People Express helped set off a revolution in airline ticket pricing when it was formed in 1981. But bigger airlines have recently met many of its low fares while offering service that some analysts say is superior to People’s. The company’s financial problems have been worsened by an acquisition program that was intended to feed passengers to its Newark hub, consolidate its position as a national carrier and give it a larger share of the business travel market.
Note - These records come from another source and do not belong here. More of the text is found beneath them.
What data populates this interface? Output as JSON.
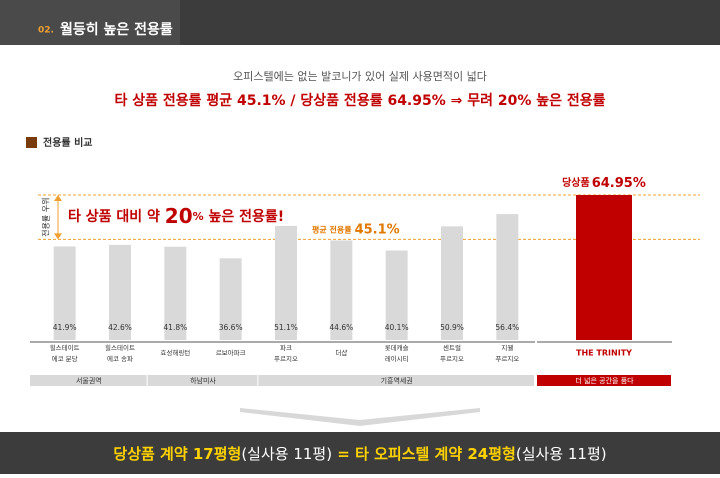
{
  "header": {
    "number": "02.",
    "title": "월등히 높은 전용률"
  },
  "subtitle": "오피스텔에는 없는 발코니가 있어 실제 사용면적이 넓다",
  "headline": "타 상품 전용률 평균 45.1% / 당상품 전용률 64.95% ⇒ 무려 20% 높은 전용률",
  "chart_data": {
    "type": "bar",
    "legend": "전용률 비교",
    "legend_color": "#7a3b0c",
    "categories": [
      "힐스테이트\n에코 분당",
      "힐스테이트\n에코 송파",
      "효성해링턴",
      "르보아파크",
      "파크\n푸르지오",
      "더샵",
      "롯데캐슬\n레이시티",
      "센트럴\n푸르지오",
      "지웰\n푸르지오",
      "THE TRINITY"
    ],
    "values": [
      41.9,
      42.6,
      41.8,
      36.6,
      51.1,
      44.6,
      40.1,
      50.9,
      56.4,
      64.95
    ],
    "value_labels": [
      "41.9%",
      "42.6%",
      "41.8%",
      "36.6%",
      "51.1%",
      "44.6%",
      "40.1%",
      "50.9%",
      "56.4%",
      "64.95%"
    ],
    "color": "#d9d9d9",
    "highlight_color": "#c00000",
    "highlight_prefix": "당상품",
    "groups": [
      {
        "label": "서울권역",
        "count": 2
      },
      {
        "label": "하남미사",
        "count": 2
      },
      {
        "label": "기흥역세권",
        "count": 5
      },
      {
        "label": "더 넓은 공간을 품다",
        "count": 1
      }
    ],
    "reference_lines": [
      {
        "value": 64.95
      },
      {
        "value": 45.1,
        "label": "평균 전용률",
        "value_label": "45.1%"
      }
    ],
    "annotation": {
      "parts": [
        "타 상품 대비 약 ",
        "20",
        "%",
        " 높은 전용률!"
      ],
      "axis_label": "전용률 우위"
    }
  },
  "footer": {
    "parts": [
      "당상품 계약 17평형",
      "(실사용 11평)",
      " = 타 오피스텔 계약 24평형",
      "(실사용 11평)"
    ]
  }
}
Since last October, People has purchased Denver-based Frontier Airlines for $300 million and also acquired two commuter airlines--Britt Airways in the Midwest and Provincetown-Boston Airline on the East Coast. With its purchase of Frontier, the company quickly became locked in a fare war with Continental and United, larger airlines that have aggressively dropped prices to preserve or enlarge their shares of the key Denver market. Frontier was forced to drop fares systemwide by 50% but has recently increased them somewhat. Simultaneously, it tried to reduce costs to balance its revenue losses.
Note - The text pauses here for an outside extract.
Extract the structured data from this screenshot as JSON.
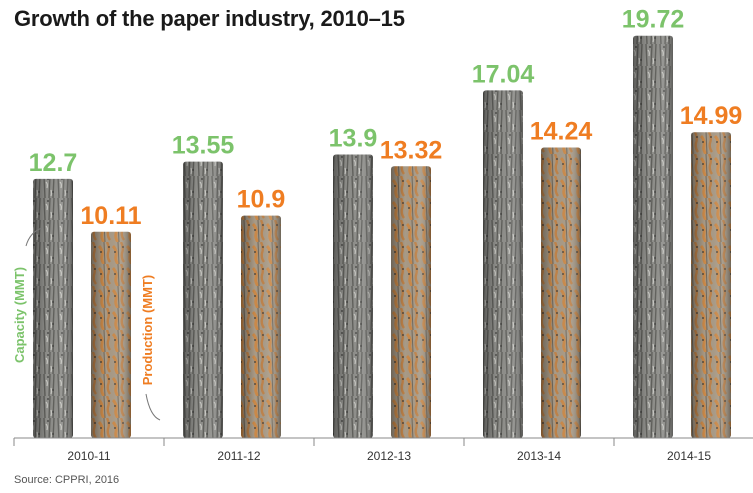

People Express “bought a weak No. 3 carrier (Frontier) in a competitive market, and they did it without financial or marketing strength,” a West Coast institutional analyst said Monday. “It’s like the haphazard acquisition strategy of Braniff in the late ‘70s; that, combined with a weak balance sheet and a soggy economy, have brought this on.”
Others noted that People Express was among the airlines hurt when a weak dollar and the fear of terrorism reduced air travel to Europe this year.
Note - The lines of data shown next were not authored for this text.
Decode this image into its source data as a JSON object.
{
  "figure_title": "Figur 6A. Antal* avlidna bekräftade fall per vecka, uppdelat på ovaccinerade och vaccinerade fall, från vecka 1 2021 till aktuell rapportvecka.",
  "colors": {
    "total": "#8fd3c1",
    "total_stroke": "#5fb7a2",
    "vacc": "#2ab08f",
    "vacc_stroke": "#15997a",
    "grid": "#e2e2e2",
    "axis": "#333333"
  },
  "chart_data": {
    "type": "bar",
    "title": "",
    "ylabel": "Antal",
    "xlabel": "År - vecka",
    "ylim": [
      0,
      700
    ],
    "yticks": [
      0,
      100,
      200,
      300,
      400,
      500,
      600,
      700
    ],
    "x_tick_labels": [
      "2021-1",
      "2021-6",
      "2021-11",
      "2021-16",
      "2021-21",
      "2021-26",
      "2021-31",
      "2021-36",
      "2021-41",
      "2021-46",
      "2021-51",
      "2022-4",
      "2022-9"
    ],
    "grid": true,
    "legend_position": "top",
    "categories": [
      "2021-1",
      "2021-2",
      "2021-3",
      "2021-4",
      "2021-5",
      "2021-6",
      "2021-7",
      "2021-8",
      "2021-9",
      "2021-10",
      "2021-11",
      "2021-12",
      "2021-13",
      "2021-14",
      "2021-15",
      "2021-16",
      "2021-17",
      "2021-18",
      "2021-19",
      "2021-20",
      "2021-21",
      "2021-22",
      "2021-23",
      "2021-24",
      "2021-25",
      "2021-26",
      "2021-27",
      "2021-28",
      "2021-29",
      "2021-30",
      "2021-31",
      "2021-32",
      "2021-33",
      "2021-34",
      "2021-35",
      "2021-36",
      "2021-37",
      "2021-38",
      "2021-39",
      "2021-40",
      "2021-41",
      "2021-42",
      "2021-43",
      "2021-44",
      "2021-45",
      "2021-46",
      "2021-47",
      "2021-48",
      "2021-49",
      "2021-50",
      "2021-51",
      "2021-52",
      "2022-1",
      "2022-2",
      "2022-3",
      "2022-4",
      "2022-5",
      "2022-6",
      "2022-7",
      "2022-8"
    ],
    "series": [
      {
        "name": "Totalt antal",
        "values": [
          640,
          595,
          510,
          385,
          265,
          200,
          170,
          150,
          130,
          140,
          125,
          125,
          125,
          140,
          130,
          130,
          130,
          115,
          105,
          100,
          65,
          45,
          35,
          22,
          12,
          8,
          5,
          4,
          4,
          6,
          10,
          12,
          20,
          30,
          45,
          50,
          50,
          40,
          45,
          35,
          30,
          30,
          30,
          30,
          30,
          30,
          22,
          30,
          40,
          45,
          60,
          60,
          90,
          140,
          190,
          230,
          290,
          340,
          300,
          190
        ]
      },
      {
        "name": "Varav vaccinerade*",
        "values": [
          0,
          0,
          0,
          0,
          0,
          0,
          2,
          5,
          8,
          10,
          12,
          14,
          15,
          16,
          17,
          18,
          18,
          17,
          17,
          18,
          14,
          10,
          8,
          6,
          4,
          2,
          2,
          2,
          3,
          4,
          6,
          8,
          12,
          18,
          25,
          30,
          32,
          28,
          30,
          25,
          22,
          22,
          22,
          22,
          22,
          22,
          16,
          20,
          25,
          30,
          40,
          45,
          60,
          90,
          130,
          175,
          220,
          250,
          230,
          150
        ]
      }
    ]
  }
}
Several analysts said they do not expect that the company will be forced to turn to bankruptcy court reorganization. David Sylvester, an analyst with Montgomery Securities, predicted that the company will sell Frontier to raise enough cash to retrench around its Newark hub.
He said that Frontier alone lost $24 million in the first quarter of this year and predicted that it will lose $25 million in the second quarter. The company’s units combined will lose $39 million in the second quarter, he predicted.
People Express’ underwriters, Morgan Stanley and Hambrecht & Quist, each have one representative on the company’s board. Some analysts suggested that those board members may be urging a sale of the company or some other major step to protect investors.
However, some analysts were skeptical that other carriers would be interested in buying People Express, whose strategy has nettled them for years. “They’d really just like to see it go out of business,” said Karen Jacobs, analyst with Donaldson, Lufkin & Jenrette Securities.
In an abrupt change of strategy early last month, People Express announced that it would try to lure the business traveler in several ways, introducing the kind of frequent-flyer program it had long spurned, setting aside first-class sections and offering reduced fares for those who reserved in advance.
When top company officials met with analysts in New York, “it sounded to me like they believed that could turn their problems around,” Argus’ Hatch recalled. “That’s why this is such a surprise.”
Montgomery’s Sylvester said the airline’s abrupt announcement Monday “is pretty alarming by itself; it suggests management isn’t in control.”